I start to shake as he holds me against him, not from the cold, but from all the emotions running through me.

There's no doubt in my mind now.

He is leaving me.

This is the start of his goodbye.

"If I could keep you, Gianna, I would," Braxton rasps as he runs a hand along my wet hair. "I really fucking would."

I swallow and close the last inches between us, wrapping my arms around him and laying my cheek against his solid chest.

There is nothing I can do.

I never belonged to him.

And he has never belonged to me.

brAXTON

M Y FEELINGS FOR Gianna are going to get me killed.

I can sense she feels the same way. I'd be deaf, dumb, and blind if I couldn't. But can I trust her?

The mafia have a belief, a principle if you like, called Omertà . It is an extreme form of loyalty and solidarity between them, imprinted on them from birth or when they become Made Men.

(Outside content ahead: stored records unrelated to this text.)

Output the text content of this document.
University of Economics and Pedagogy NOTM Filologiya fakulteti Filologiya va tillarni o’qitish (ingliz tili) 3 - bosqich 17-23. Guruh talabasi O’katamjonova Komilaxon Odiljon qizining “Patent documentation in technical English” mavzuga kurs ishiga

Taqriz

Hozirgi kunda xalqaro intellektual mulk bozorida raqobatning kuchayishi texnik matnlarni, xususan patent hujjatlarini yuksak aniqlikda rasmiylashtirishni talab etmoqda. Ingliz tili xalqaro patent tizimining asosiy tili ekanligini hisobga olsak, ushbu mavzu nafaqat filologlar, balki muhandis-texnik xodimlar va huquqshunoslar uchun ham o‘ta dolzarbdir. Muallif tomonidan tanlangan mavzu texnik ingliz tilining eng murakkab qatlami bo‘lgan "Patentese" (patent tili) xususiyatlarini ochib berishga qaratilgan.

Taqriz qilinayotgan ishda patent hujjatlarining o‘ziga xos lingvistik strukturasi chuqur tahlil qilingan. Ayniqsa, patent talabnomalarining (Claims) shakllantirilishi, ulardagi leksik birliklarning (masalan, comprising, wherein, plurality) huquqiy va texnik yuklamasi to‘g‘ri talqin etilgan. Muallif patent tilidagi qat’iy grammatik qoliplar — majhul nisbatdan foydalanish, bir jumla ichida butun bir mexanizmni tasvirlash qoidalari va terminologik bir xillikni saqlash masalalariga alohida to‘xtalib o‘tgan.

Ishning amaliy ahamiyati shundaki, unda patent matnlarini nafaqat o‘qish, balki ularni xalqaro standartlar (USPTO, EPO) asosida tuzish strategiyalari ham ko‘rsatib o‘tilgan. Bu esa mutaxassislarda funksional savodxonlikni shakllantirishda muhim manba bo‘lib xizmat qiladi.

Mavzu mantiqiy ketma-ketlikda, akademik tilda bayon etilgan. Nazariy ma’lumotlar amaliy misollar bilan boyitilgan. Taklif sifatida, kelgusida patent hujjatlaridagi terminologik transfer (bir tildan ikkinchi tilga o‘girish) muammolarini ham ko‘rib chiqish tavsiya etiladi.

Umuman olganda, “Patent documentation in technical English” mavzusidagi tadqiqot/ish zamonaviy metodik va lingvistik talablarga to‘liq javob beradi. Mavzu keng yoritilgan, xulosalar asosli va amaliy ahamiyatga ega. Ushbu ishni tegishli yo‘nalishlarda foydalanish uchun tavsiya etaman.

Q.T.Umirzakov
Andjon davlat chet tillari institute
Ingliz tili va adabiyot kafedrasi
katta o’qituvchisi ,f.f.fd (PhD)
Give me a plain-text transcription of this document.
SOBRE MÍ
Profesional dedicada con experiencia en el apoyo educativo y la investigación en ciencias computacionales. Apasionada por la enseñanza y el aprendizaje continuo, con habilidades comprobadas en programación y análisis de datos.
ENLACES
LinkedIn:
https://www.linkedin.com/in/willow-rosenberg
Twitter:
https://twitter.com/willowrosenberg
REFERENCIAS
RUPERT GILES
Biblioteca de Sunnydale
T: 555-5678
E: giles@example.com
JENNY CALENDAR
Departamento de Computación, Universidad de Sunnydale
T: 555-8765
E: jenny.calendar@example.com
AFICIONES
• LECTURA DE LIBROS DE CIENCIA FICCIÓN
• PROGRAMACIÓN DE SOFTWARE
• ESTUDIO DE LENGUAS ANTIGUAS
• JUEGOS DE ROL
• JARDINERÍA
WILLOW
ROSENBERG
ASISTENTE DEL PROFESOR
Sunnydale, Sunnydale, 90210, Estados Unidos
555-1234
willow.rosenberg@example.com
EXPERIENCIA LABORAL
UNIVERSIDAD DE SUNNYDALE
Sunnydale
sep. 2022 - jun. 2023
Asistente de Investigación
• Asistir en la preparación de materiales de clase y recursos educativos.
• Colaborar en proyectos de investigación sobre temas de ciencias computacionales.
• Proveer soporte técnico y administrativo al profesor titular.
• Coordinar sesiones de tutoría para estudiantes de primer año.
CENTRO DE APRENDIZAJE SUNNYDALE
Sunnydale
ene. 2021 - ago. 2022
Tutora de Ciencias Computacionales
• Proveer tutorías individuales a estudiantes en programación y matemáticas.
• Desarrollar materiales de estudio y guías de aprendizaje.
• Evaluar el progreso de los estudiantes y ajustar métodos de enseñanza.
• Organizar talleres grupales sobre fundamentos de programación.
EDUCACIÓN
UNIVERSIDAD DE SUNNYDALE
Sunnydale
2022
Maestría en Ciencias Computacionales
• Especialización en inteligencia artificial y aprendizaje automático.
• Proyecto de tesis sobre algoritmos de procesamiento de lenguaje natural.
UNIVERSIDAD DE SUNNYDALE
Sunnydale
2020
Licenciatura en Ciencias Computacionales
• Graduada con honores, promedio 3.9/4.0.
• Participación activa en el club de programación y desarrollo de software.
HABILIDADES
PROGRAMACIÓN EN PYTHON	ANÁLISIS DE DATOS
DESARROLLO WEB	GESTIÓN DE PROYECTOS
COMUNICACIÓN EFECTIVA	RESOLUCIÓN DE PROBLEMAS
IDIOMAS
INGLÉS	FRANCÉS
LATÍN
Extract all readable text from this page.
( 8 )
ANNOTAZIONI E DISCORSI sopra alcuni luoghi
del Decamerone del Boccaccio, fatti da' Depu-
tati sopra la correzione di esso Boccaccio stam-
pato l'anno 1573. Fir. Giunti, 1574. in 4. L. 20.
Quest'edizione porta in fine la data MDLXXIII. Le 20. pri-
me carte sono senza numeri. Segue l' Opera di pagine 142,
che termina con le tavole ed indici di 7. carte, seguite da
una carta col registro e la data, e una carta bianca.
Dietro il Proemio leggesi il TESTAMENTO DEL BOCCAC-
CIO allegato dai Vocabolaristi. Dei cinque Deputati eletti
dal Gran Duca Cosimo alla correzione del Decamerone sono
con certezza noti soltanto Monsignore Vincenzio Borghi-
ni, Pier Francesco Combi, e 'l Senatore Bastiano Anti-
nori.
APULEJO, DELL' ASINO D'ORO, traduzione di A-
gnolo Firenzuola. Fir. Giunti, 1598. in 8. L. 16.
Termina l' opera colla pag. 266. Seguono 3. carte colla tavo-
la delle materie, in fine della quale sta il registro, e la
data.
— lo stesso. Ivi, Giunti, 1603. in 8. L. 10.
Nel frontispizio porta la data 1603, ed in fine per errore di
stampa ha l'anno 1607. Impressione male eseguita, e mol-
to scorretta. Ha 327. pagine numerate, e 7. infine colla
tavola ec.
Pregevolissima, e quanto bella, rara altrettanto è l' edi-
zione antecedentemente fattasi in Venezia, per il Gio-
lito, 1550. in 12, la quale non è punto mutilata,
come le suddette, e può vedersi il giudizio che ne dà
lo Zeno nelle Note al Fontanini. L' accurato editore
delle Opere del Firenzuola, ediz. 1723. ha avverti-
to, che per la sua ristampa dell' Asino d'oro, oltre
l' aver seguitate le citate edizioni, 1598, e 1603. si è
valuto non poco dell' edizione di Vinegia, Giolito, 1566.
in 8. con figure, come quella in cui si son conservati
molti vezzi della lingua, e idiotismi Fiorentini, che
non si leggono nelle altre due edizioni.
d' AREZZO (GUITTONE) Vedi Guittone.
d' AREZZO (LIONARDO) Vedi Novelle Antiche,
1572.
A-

It is deeply demeaning and shameful to betray one another, even to authorities. If they suspect I am not who I say I am, then Gianna's loyalty will be to her family.

Take me with you.

I don't believe many people could fake the way we're feeling. Because it's not just her, I'm feeling it, too.

We made love.

That wasn't fucking.

How do I know? Because I've never done it before in my life.

Take me with you.

Goddamn her. Those four words almost ripped my heart in two. The torment in her eyes makes me question everything.

She wants to leave.

To be with me? Or to get away from this world?

I don't know, and I cannot break cover to find out. The risk is too great for my life and to Amy's.

God, my fucking loyalty is being tested.

I lie wondering how Gianna could know I'm leaving. I haven't said a damn thing. My gut says she wants me.

What an egotistical asshole I am. But I don't think I'm wrong. We've only spent days together, and much of that with me inside her, but I can't explain it.

It's like we belong.

There is something about this dark-haired beauty that makes me want to protect her, kill for her.

Keep her.

But she is literally the one person in this world I cannot have.

Or should want.

Gianna could also be manipulating me. If she's aware she has to marry within the families—and likely she does—then she may see me as a wealthy man capable of taking her from this life.

Much like Mia and Connor.

Well, sorry sweetheart, I'm not a billionaire.

I'm a US Marine.

I'm not poor, although I'll be in some fucking serious debt to Connor after this mission. And I have no idea what I'm going to do with my life once—if—I get Amy home.

I need space to think.

Dinner with Mia and Connor is just what the doctor ordered.